BRIAN ENO: SMALL CRAFT ON A MILK SEA

Those who lean more toward Brian Eno's ambient works than his more vocal excursions (see: 2005's Another Day On Earth) will be delighted to spend some time with this often thrilling fifteen-track stack of new instrumental pieces. But if you're holding out for compositions that recall his seminal output through the '70s, you may be getting more than you bargained for. Music For Airports this is not.

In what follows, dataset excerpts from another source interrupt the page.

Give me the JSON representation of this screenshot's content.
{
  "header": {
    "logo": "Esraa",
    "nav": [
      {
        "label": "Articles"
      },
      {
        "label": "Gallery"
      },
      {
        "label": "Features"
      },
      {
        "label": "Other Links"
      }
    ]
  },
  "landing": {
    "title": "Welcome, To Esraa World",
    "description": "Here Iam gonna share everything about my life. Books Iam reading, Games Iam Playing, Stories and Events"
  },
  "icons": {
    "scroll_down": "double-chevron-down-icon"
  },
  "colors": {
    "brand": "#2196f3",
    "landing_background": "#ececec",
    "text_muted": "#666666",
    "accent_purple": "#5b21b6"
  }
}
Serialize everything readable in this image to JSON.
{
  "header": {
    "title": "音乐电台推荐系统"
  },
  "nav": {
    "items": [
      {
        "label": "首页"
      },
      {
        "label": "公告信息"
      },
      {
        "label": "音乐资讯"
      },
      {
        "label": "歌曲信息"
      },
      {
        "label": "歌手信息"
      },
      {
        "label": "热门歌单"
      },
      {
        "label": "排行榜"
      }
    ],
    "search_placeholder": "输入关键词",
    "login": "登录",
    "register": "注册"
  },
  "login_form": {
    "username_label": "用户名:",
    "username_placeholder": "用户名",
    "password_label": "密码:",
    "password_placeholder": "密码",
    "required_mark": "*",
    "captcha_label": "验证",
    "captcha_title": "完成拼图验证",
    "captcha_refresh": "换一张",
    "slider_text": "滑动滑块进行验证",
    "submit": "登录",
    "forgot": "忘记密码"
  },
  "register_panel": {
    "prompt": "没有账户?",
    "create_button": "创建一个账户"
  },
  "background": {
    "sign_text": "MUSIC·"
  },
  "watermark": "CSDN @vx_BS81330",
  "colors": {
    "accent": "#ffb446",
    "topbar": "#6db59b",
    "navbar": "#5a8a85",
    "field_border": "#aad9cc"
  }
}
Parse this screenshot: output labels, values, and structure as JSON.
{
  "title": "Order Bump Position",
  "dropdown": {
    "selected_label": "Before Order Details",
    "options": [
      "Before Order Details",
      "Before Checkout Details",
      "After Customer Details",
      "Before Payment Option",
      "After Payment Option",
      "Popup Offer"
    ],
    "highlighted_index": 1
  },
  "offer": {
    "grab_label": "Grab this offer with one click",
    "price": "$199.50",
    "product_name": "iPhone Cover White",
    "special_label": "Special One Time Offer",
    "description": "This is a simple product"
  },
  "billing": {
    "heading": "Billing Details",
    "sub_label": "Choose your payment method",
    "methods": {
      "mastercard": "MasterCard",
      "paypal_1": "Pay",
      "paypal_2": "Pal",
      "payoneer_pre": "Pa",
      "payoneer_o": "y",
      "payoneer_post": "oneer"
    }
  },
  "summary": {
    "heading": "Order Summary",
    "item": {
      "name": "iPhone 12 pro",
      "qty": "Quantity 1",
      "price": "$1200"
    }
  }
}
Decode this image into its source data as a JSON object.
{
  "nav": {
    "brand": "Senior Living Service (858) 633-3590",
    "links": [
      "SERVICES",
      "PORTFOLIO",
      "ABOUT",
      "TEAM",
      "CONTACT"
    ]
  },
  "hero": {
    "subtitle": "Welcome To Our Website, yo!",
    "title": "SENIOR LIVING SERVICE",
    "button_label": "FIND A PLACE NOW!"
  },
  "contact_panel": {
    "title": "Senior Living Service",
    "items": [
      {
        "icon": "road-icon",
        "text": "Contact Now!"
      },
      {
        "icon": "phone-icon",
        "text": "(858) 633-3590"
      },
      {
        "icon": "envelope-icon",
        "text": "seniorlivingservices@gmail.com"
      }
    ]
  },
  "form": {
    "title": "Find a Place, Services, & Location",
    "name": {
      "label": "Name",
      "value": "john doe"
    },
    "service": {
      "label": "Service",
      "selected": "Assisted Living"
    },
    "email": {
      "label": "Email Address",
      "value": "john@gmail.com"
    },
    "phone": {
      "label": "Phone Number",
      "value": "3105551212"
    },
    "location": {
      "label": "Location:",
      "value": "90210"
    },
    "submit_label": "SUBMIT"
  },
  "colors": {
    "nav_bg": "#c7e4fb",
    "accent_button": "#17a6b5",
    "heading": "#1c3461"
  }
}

Small Craft On A Milk Sea - a collaboration between Eno, electronic musician Jon Hopkins, and guitarist Leo Abraham - sets sail from Eno's familiar lexicon of extended tones and gracefully shifting sonic hues, careening into unexpectedly bumping territory. 2 Forms Of Anger percolates into a near-Kraut drone, made fiery by scratching guitars and feral synths. Flint March fixes chattering electronic percussion over a grinding floor of crusty static and seething guitars that sound ready to strike like peeved snakes. It's at once more lithe and more aggressive an album than we've heard from Eno in years; and while sometimes the pieces feel too short (or, in some cases, just plain incomplete), Small Craft On A Milk Sea offers a promising sampler of sonic possibilities from an artist as immune to fashion as his music is to time.